Goleman Duygusal Zekâyı şöyle tanımlıyor. “Benim ilgilendiğim, bu “diğer özellikler”in önemli bir kümesi olan duygusal zekâdır: Kendini harekete geçirebilme, aksiliklere rağmen yoluna devam edebilme, dürtüleri kontrol ederek tatmini erteleyebilme, ruh halini düzenleyebilme, sıkıntıların düşünmeyi engellemesine izin vermeme, kendini başkasının yerine koyabilme ve umut besleme…” (Goleman, 2002, 50-51)
Dr. Daniel Goleman “Duygusal Zekâ” Yaklaşımı
Kaynak: Yeni Liderler (Goleman, Boyatzis, McKee, 2002: 262-265)
Goleman, Boyatzis, McKee’nin hazırladığı “Yeni Liderler” kitabında “Duygusal Zekâ” yukarıdaki şekilde de görülebileceği gibi 4 ana alan ve toplam 18 alt başlıktan oluşmaktadır.
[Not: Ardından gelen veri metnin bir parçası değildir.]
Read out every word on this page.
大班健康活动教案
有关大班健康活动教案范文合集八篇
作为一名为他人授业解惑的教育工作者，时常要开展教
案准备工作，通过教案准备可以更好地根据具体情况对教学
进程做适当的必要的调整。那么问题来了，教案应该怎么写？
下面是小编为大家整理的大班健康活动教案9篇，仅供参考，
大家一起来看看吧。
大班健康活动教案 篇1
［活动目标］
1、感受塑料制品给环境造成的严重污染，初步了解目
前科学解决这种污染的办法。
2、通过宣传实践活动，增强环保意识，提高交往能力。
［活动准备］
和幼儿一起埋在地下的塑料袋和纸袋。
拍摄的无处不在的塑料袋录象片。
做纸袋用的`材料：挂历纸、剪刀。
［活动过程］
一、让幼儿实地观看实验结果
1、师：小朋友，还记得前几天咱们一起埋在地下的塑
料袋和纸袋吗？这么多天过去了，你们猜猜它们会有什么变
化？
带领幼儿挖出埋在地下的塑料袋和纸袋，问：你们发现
Bu tasnif liderin duygusal zekâsı dikkate alınarak oluşturulmuştur. Özellikle bu tasnifi, görüşü seçmemin nedeni havacılık sektöründe özellikle uçuş sürecinde yer alanların liderlik özelliklerinin önde olduğunu düşünmemdir. Bu sıralama; kişisel ve sosyal alan diye iki genel başlık altında toplanabilir. Bu başlıkları kısaca şöyle sıralayabiliriz.
Öz Bilinç (öz farkındalık, kişisel farkındalık): Duygusal bilinç, isabetli öz değerlendirme, öz güven.
Öz Yönetim (kişisel yönetim): Öz denetim, saydamlık, uyumluluk, başarma dürtüsü, inisiyatif, iyimserlik.
Sosyal Bilinç (sosyal farkındalık): Empati, örgütsel bilinç (organizasyonel farkındalık), hizmet odaklılık.
İlişki Yönetimi (sosyal beceriler): Esinleme (esinleyici liderlik), etkileme, başkalarını geliştirmek, değişim katalizörlüğü, çatışma yönetimi, ekip çalışması ve iş birliği.
İnsan Faktörleri
Havacılıkta İnsan Faktörleri konusunda ayrıntılı bilgiler CAP 737 (December 2016) bulmak mümkündür. Bu yayın, ticari hava taşımacılığı ihtiyaçlarına cevap olarak, Crew Resource Management Advisory Panel tarafından tanımlanmış, CRM eğitim rehberliğinin daha verimli uygulanması ve pratik kullanımı için yeniden düzenlenmiştir.
CAP 737’de yer alan çalışmada İnsan Faktörleri Birey ve Ekip olmak üzere 2 bölüme ayrılmıştır:
Birey bölümü, kişisel faktörler ve performansla yakın ilişkili olan bilgi alanlarından oluşur. Herkese uygulanabilen bu bilgiler uçuş ekibi, kabin ekibi ve tek kişilik uçak kaptanları operasyonlarını içerir.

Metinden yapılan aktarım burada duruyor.